Unlocking Liquid Biopsy’s Full Potential

Precede Biosciences is embracing comprehensive epigenomics to help drive personalized medicine.

 

The more researchers dive into the genome, the more they understand the limitations of DNA sequencing alone. In this complex world, genes are not solely governed by their sequences; regulatory elements dictate which genes and pathways are switched on and off.

These are critically important mechanisms. The human body contains neurons, liver, pancreatic, immune, and other cells—and they all have the same DNA. How their genomes are modulated dictates their cellular identities and functions. This regulatory apparatus, called epigenomics, is where diagnostics developer Precede Bio is putting its energy.

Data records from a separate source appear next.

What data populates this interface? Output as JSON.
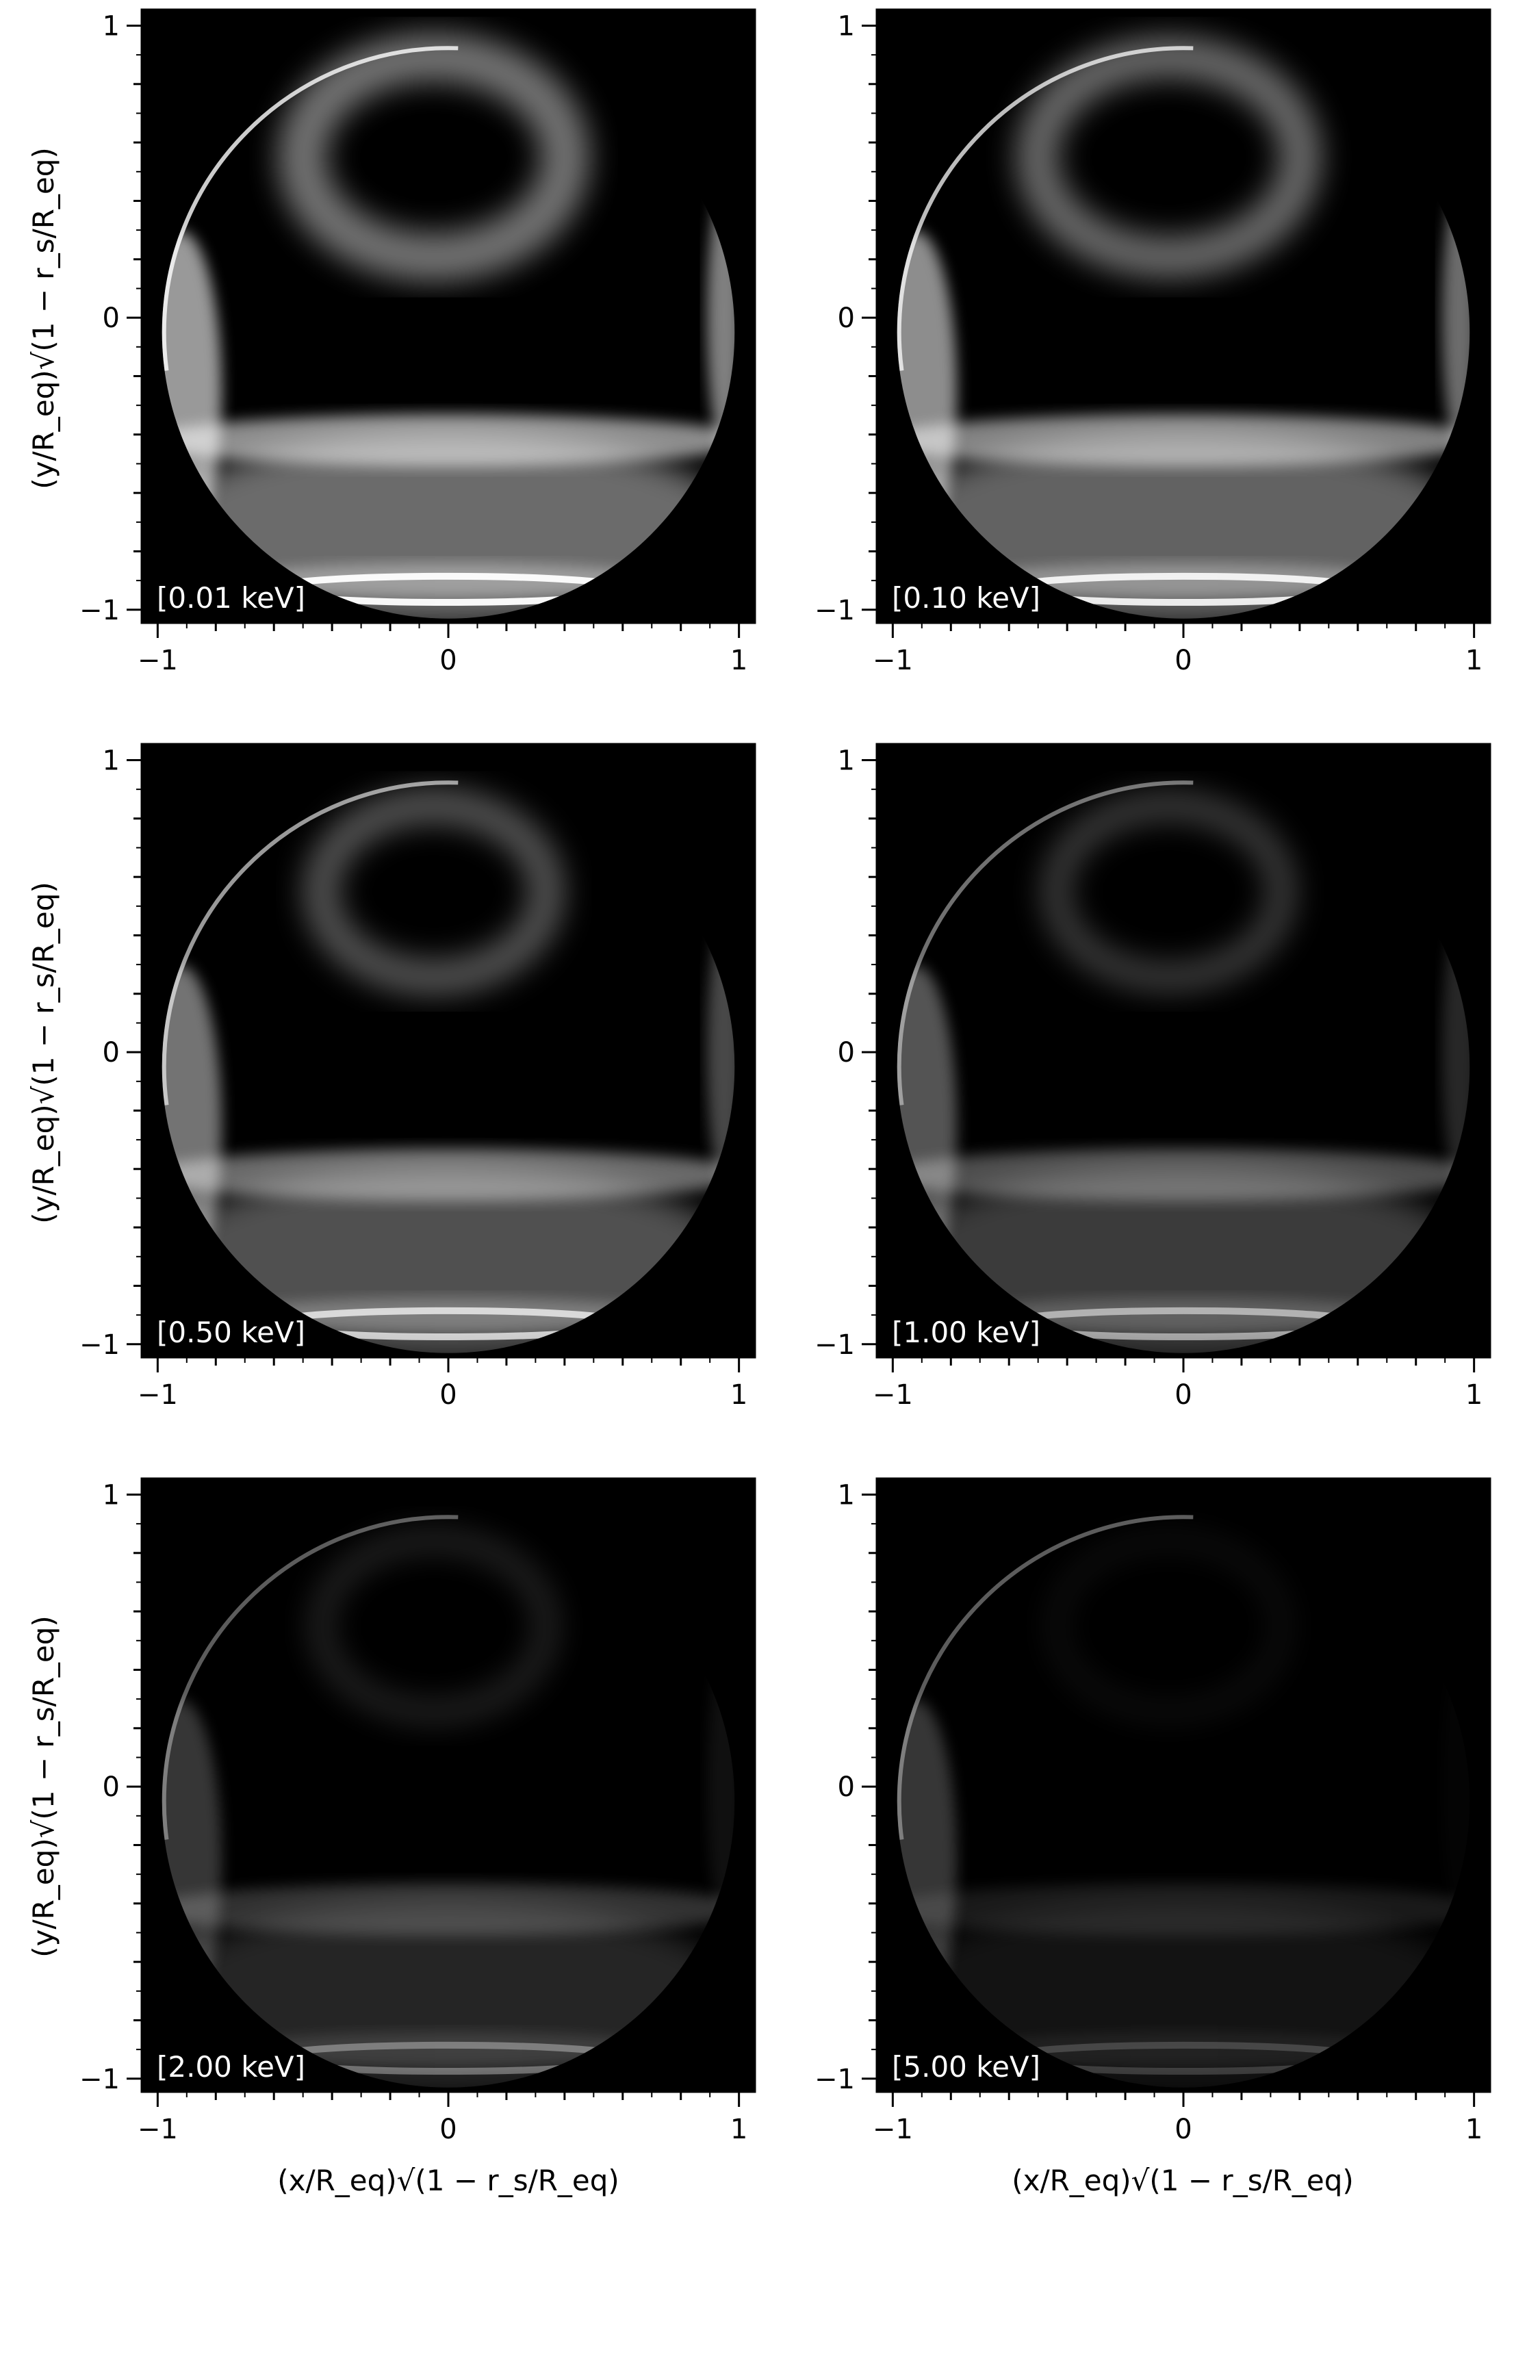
{
  "figure": {
    "x_axis_label": "(x/R_eq)√(1 − r_s/R_eq)",
    "y_axis_label": "(y/R_eq)√(1 − r_s/R_eq)",
    "x_ticks": [
      "−1",
      "0",
      "1"
    ],
    "y_ticks": [
      "1",
      "0",
      "−1"
    ],
    "panels": [
      {
        "label": "[0.01 keV]",
        "energy_keV": 0.01,
        "relative_brightness": 1.0
      },
      {
        "label": "[0.10 keV]",
        "energy_keV": 0.1,
        "relative_brightness": 0.92
      },
      {
        "label": "[0.50 keV]",
        "energy_keV": 0.5,
        "relative_brightness": 0.75
      },
      {
        "label": "[1.00 keV]",
        "energy_keV": 1.0,
        "relative_brightness": 0.55
      },
      {
        "label": "[2.00 keV]",
        "energy_keV": 2.0,
        "relative_brightness": 0.35
      },
      {
        "label": "[5.00 keV]",
        "energy_keV": 5.0,
        "relative_brightness": 0.18
      }
    ],
    "colors": {
      "background": "#000000",
      "emission": "#ffffff",
      "frame": "#000000"
    }
  }
}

“Genomic sequencing does not explain the vast majority of diseases physicians see in the clinic,” said Wouter Meuleman, Partner at Illumina Ventures. “Precede Bio’s minimally invasive epigenomics platform offers the opportunity to survey the activation status of druggable targets and pathways, creating a unique opportunity to inform drug development and enable precision medicine.”

 

A Broader Lens on Disease

Precede Bio’s technology originated with Matthew Freedman, M.D., who is a professor of medicine at Harvard and has a lab at the Dana-Farber Cancer Institute. Freedman had long focused on cancer genetics before becoming increasingly interested in the epigenome’s influences on cancer development.

If the genome is like computer hardware, the epigenome is the software that controls it, switching genes, or even entire genomic regions, on and off. Freedman partnered with Sylvan Baca, M.D., Ph.D., a member of his lab at the time and now an assistant professor at Harvard Medical School, and Toni Choueiri, M.D., a professor of medicine who directs the Lank Center for GU Oncology at Dana-Farber. Together, they developed a comprehensive epigenomic platform that could be deployed as a simple blood test. Later, they joined forces with Rehan Verjee, a biopharmaceutical executive, and co-founded Precede Biosciences.

“Epigenomics can offer a powerfully informative lens on the drivers of disease,” said Verjee, Precede Bio’s CEO. “Matt Freedman showed me an example of this power when we first met in patients with advanced prostate cancer, and he really captured my attention. Through epigenomics—specifically the gene enhancers—thousands of highly conserved regulatory changes were evident across the patients, changes that pointed to clear common biological programs. In contrast, mutational profiling in prostate cancer reveals mutations with little to no conservation across the majority of patients.”

This all circles back to DNA’s structure. If we stretched out the DNA from a single nucleus, it would extend for almost two meters, requiring compact packaging. To make that happen, cells wrap DNA around histone proteins, and these proteins have a profound impact on gene expression.

Using only a single milliliter of blood plasma, Precede Bio’s technology interrogates circulating tumor DNA, genome-wide, for histone modifications associated with active gene enhancers and gene promoters, as well as DNA methylation.

“Our platform accesses an incredibly rich set of dynamic epigenomic features across the genome,” said Verjee. “As a result, we can see if specific genes and pathways are active in individual patients and see how their status changes in response to treatment, all from a simple blood test.”

 

Leveraging Epigenomics to Understand Therapeutic Efficacy

Understanding whether specific genes are switched on or off can help determine which patients respond to a specific drug and assess how effectively drugs modulate their targets. If a target is not activated in a specific patient’s cancer, it’s unlikely that drug will work. Genomics alone cannot provide that information; however, the Precede Bio team believes epigenomics can.

The team is focused on developing novel epigenomic biomarkers associated with breast, lung, prostate, and colorectal cancers. These biomarkers can inform how specific therapies will be developed. Emerging approaches, such as antibody-drug conjugates (ADCs), could benefit from this epigenomic information.

ADCs are intricate treatments and Precede Bio’s platform could show how each tumor’s unique complexities affect its performance. These drugs are like drones that deliver chemotherapeutic payloads directly to cancer cells. However, the molecular linker must be detached from the warhead, or the system does not work. Even if the warhead is released properly, some patients may be resistant due to previous chemotherapy treatments.

“We can look at target biology, linker-cleavage biology, and sensitivity to the warhead and put all this information into a single predictor for a given antibody drug conjugate,” said Verjee. “This should give drug developers the ability to more precisely predict the patient populations that are likely to benefit, increasing the drug’s chances of approval and making clinical decisions biology-based versus trial-and-error-based.”

Precede Bio is actively working with drug developers to leverage the platform’s capabilities. And, while cancer therapies are the initial focus, its liquid biopsy platform could be applied to other conditions.

“Epigenomic dysregulation is a hallmark of disease, so we have a unique opportunity to interrogate actionable disease biology across many conditions,” said Verjee. “Autoimmune conditions would be one area we can have an impact, and we have some tantalizing early data in that area.”